Some people see the term 'big data' as just broad-brush marketing coated with hype. But even those taking the big-data concept at face value need to overcome certain misconceptions.
Gartner thinks the hype can make it harder to choose the right course of action in this area and has done little to dispel some of the myths that still persist.
These fallacies include ideas such as 80 percent of data is unstructured — it isn't — and that advanced analytics is just a more complex form of normal analytics — again, not true, according to the analyst firm.
In an attempt to establish more of the facts relating to big data, Gartner has published two reports, covering myths about big data's impact on analytics and on information infrastructure. Here are the top five mistaken beliefs.
Myth 1: Everyone is ahead of us in big data
Although interest in big data technologies and services is running high — Gartner reckons 73 percent of firms are investing or planning to — most businesses are still in the early stages of adoption.
So people are wrong to worry that competitors are forging ahead with big data. In fact, only 13 percent of those surveyed had actually deployed any related technology.
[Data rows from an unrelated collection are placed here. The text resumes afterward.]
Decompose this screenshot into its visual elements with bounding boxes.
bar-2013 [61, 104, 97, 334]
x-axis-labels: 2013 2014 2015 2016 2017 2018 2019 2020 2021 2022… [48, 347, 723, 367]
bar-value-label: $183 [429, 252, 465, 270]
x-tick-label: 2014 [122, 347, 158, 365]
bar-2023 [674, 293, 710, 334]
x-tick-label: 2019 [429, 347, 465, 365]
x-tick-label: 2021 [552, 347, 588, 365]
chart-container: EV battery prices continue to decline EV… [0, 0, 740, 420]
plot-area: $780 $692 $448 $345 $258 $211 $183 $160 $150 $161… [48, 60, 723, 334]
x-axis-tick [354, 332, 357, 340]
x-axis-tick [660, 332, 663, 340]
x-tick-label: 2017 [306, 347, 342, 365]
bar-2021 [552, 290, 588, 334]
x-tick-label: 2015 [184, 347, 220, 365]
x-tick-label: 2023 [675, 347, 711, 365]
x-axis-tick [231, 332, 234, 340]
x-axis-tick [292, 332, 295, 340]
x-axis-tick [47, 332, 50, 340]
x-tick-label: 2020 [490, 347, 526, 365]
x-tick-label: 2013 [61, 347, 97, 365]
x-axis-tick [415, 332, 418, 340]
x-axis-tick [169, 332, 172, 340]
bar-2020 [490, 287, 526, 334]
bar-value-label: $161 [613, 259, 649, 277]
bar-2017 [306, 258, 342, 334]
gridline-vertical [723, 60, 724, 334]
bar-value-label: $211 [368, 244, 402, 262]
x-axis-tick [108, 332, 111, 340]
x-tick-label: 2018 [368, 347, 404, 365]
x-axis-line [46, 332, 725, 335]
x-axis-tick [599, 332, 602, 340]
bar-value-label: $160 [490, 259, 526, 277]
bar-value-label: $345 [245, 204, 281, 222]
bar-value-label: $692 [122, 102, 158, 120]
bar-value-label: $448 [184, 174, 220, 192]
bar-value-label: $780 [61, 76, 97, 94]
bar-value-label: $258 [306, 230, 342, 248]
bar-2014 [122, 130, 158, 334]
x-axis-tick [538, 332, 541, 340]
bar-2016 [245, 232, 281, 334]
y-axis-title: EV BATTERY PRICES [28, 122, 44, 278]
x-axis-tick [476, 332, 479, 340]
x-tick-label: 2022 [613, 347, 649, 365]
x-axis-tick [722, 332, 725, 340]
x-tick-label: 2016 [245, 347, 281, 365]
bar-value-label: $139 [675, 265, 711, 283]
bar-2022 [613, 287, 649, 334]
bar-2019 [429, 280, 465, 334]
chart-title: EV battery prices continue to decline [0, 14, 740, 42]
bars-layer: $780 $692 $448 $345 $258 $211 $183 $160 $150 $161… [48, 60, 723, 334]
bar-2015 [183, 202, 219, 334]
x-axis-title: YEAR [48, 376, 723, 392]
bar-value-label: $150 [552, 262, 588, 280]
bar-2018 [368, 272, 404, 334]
"The biggest challenges that organisations face are to determine how to obtain value from big data, and how to decide where to start," Gartner said.
"Many organisations get stuck at the pilot stage because they don't tie the technology to business processes or concrete use-cases."
Gartner concludes: You're not too late. Build strategy on real tasks and involve IT and the business.
Myth 2: There's so much data, little flaws don't matter
Some think because of the law of large numbers, individual data flaws are insignificant and don't influence analysis results.
It's true that each individual flaw may have a much smaller impact on the whole dataset than it did when there was less data, but there are more flaws than before because there is more data.
"Therefore, the overall impact of poor-quality data on the whole dataset remains the same. In addition, much of the data that organisations use in a big-data context comes from outside, or is of unknown structure and origin," Gartner said.
"This means that the likelihood of data quality issues is even higher than before. So data quality is actually more important in the world of big data."
Gartner concludes: Devise new approaches to data quality and choose data quality levels. Follow the core principles of data quality assurance.
Myth 3: Big data will eliminate data integration
The hope is processing information via a schema-on-read approach will let firms read the same sources using multiple data models. That flexibility will enable end users to decide how to interpret any data asset on demand and provide data access tailored to individual users.
However, in reality most users rely on schema-on-write, where data is described and content prescribed, and there is agreement about the integrity of data.
Myth 4: No point using a data warehouse for advanced analytics
Some think building a data warehouse is a waste of time when advanced analytics can use new types of data. In fact, many advanced analytics projects use a data warehouse during the analysis.
Also, new data types may need to be refined to make them suitable for analysis. Furthermore, decisions have to made about which data is relevant, how to aggregate it, and the level of data quality necessary.
Gartner concludes: Use data warehouses where possible as a set of curated data for advanced analytics.
Myth 5: Data lakes will replace the data warehouse
Data lakes are often sold as enterprise-wide platforms for analysing disparate sources of data in native formats. But it's wrong to see them as replacements for data warehouses or as critical elements of an analytical infrastructure, Gartner said.
The technologies behind data lakes lack the maturity and breadth of features found in established data warehouse technologies: "Data warehouses already have the capabilities to support a broad variety of users." Firms don't have to wait for data lakes to catch up.
Gartner concludes: Use data lake technologies such as Hadoop alongside existing data warehouses. Data lakes won't deliver business value without investments in metadata management skills, tools and training.
The two Gartner reports are called Major myths about big data's impact on analytics and Major myths about big data's impact on information infrastructure.